The atmosphere was filled with the excitement and anxiety of enlisting into the Continental Army. Men from all walks of life had Patriot Fever and were more than ready to fight for their home land. Unbeknownst to them, though, was that their serving time in the Continental Army would be the most brutal experience they would ever have to endure.
Astonishingly, the majority of the soldiers in the Continental Army were merely farmers, with no military training except for hunting wild animals. The army consisted of boys from the innocent and young age of fifteen to the bristly age of sixty-five. Through the course of the Revolutionary War, nearly every man, one hundred and fifty thousand, fought in the Continental Army, and one out of five of those men lost their lives. Wearing only what they brought from home, these men trudged miles and miles through dense, frigid snow and suffocating heat. Some even had no shoes, marching on their quest like a “hobbit”.
In addition, most of the soldiers were on the brink of starvation. The fatigue they experienced made the struggle to fight off diseases even more difficult. Consequently, the stressful situations they faced only led to death.
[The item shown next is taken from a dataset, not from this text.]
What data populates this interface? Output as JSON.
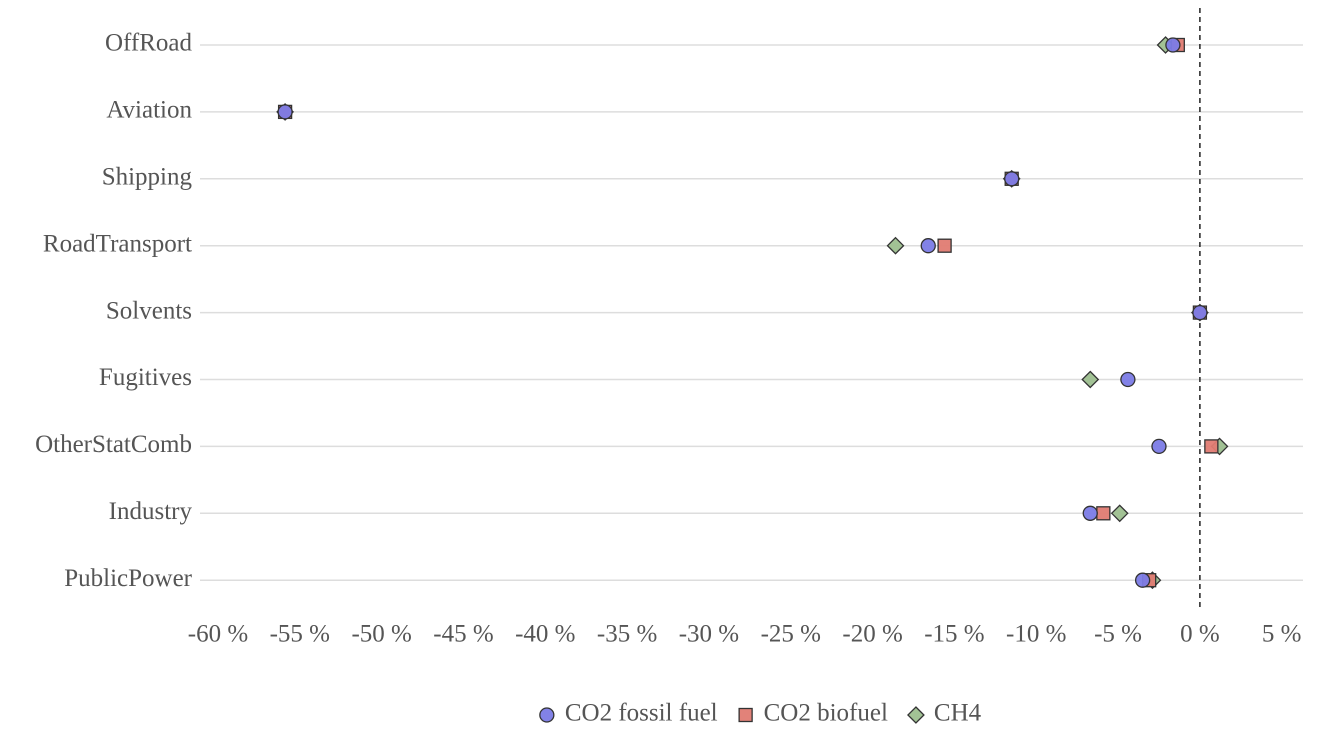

In fact, there were more deaths in the Revolutionary War caused by disease and starvation than from combat. Stories were told of how soldiers had to carry the dead, or close to dead, home to their families. Many men say that the only reason they stayed in the Continental Army through those harsh conditions was because of the profound leadership of General George Washington.
In spite of those torturous situations, these spirited men courageously fought for something that, at the time, would be as terrifying as taming a dragon would be. They endured agonizing situations because they believed in freedom. Americans are forever in their debt, for the Continental Army soldiers truly were the ones who made the bells of freedom ring.